The Latin American nation of El Salvador made headlines worldwide last month when it became the first country ever to officially recognize Bitcoin as legal tender. While both critics and proponents remain in abundance, the country has managed to popularize the use of the top cryptocurrency. Albeit, with a few hiccups along the way.
It’s too early to assess if Bitcoin will solve the country’s economic uncertainties. With the likes of Brazil heading in a similar direction, we’ll have a clearer answer soon enough.
However, according to Cardano Founder Charles Hoskinson, this isn’t exactly a particularly well thought out move from the economic perspective.

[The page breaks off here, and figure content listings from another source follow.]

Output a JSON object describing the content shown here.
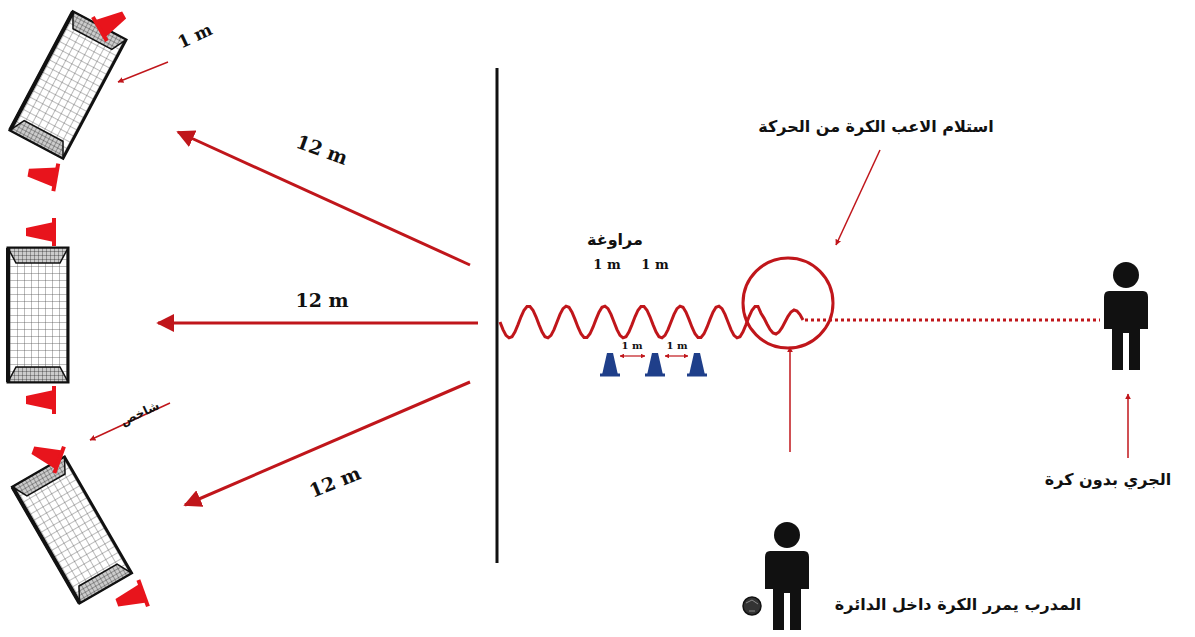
{
  "diagram": {
    "labels": [
      "1 m",
      "12 m",
      "12 m",
      "12 m",
      "شاخص",
      "مراوغة",
      "1 m",
      "1 m",
      "1 m",
      "1 m",
      "استلام الاعب الكرة من الحركة",
      "الجري بدون كرة",
      "المدرب يمرر الكرة داخل الدائرة"
    ]
  }
}
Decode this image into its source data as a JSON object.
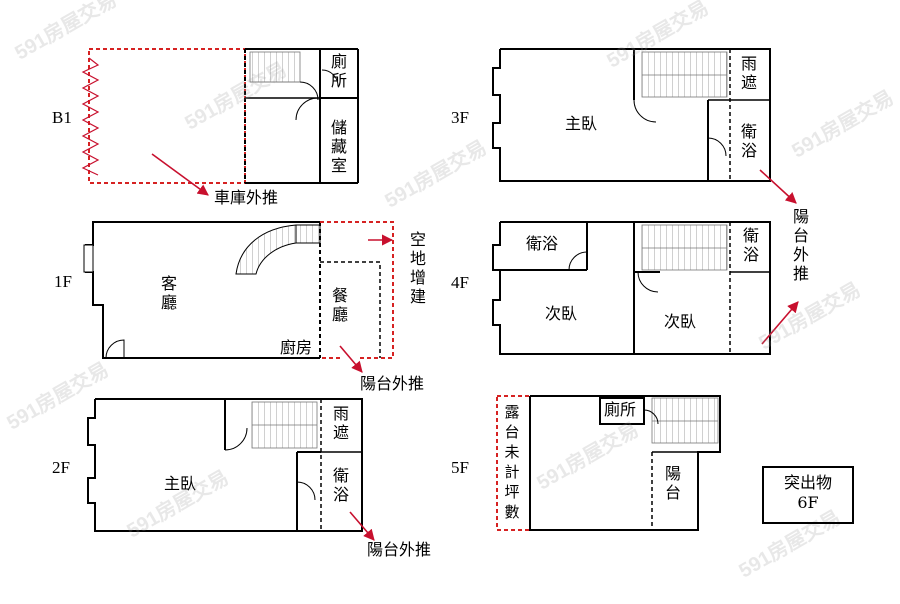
{
  "floors": {
    "b1": "B1",
    "f1": "1F",
    "f2": "2F",
    "f3": "3F",
    "f4": "4F",
    "f5": "5F"
  },
  "rooms": {
    "b1_toilet": "廁所",
    "b1_storage": "儲藏室",
    "f1_living": "客廳",
    "f1_dining": "餐廳",
    "f1_kitchen": "廚房",
    "f2_rain": "雨遮",
    "f2_master": "主臥",
    "f2_bath": "衛浴",
    "f3_rain": "雨遮",
    "f3_master": "主臥",
    "f3_bath": "衛浴",
    "f4_bath_left": "衛浴",
    "f4_bath_right": "衛浴",
    "f4_bed_left": "次臥",
    "f4_bed_right": "次臥",
    "f5_toilet": "廁所",
    "f5_balcony": "陽台"
  },
  "annotations": {
    "garage_push": "車庫外推",
    "air_addition": "空地增建",
    "f1_balcony_push": "陽台外推",
    "f2_balcony_push": "陽台外推",
    "f34_balcony_push": "陽台外推",
    "f5_terrace": "露台未計坪數",
    "protrusion_line1": "突出物",
    "protrusion_line2": "6F"
  },
  "watermark": "591房屋交易",
  "colors": {
    "wall": "#000000",
    "added": "#d62222",
    "arrow": "#c8102e"
  }
}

In an interview with Harvard International Review, Hoskinson opined that an international currency is bound to have three properties – It has to be a means of exchange, a unit of account, and a store of value.
In that sense, even Bitcoin is “suboptimal,” the exec claimed. So, what about Cardano’s native token ADA? According to the exec,
“I doubt that ADA will ever be considered a national currency.”
Why? Because the dollar value of these cryptocurrencies keeps fluctuating, making them unreliable sources of credit. Hoskinson explained,
“People think in terms of dollars, and you have to kind of get to a point where you create an instrument that has values stability, high velocity, and price predictability, so that you can use it for credit, because money is very closely related to credit.”
This makes it tough for Bitcoin or similar cryptocurrencies to be used as a lending instrument due to the volatility of the underlying asset.
The solutions to that, according to Hoskinson, however, are algorithmic stablecoins like MakerDAO’s DAI and Cardano’s own recently announced Djed. He added,
“Instruments like ADA and cryptocurrencies in general can be used to construct derivatives or structures that become tremendously good currencies.”
Stablecoins – Best of both worlds?
Algorithmic stablecoins can keep their peg using only software and rules instead of any fiat currency, enabling them to scale infinitely. They do so in accordance with the needs of the economy, while also being completely decentralized.
This will not only remove reliance on fiat currencies, but will also allow countries to have greater control over their monetary policy. Especially if they decide to include cryptos in it, according to Joel Telpner, Chief Legal Officer at Input Output Hong Kong.
In fact, Telpner was also quick to clarify that as was the case with the U.S Dollar, El Salvador can’t control any aspect of Bitcoin either.
“But if you use that as a base and adopt some type of stable coin, now, you’re not only getting the benefit of crypto but you do have the ability once again to also control the monetary policy and so I think in a way you get the best of both worlds.”
According to Hoskinson, these include “instant finality, ease of storage, programmability, with the signature for added security and support,” along with the ability to activate “Know-Your-Customer” and “Anti Money Laundering” provisions.
In his view, countries will be much better poised if they didn’t focus on solely adopting Bitcoin. Instead, they should move towards creating their own digital currencies.
“For El Salvador, the sequel to their work will likely be a digital currency. And that digital currency will likely be value stable. And it would then make a great medium of exchange and unit of account.”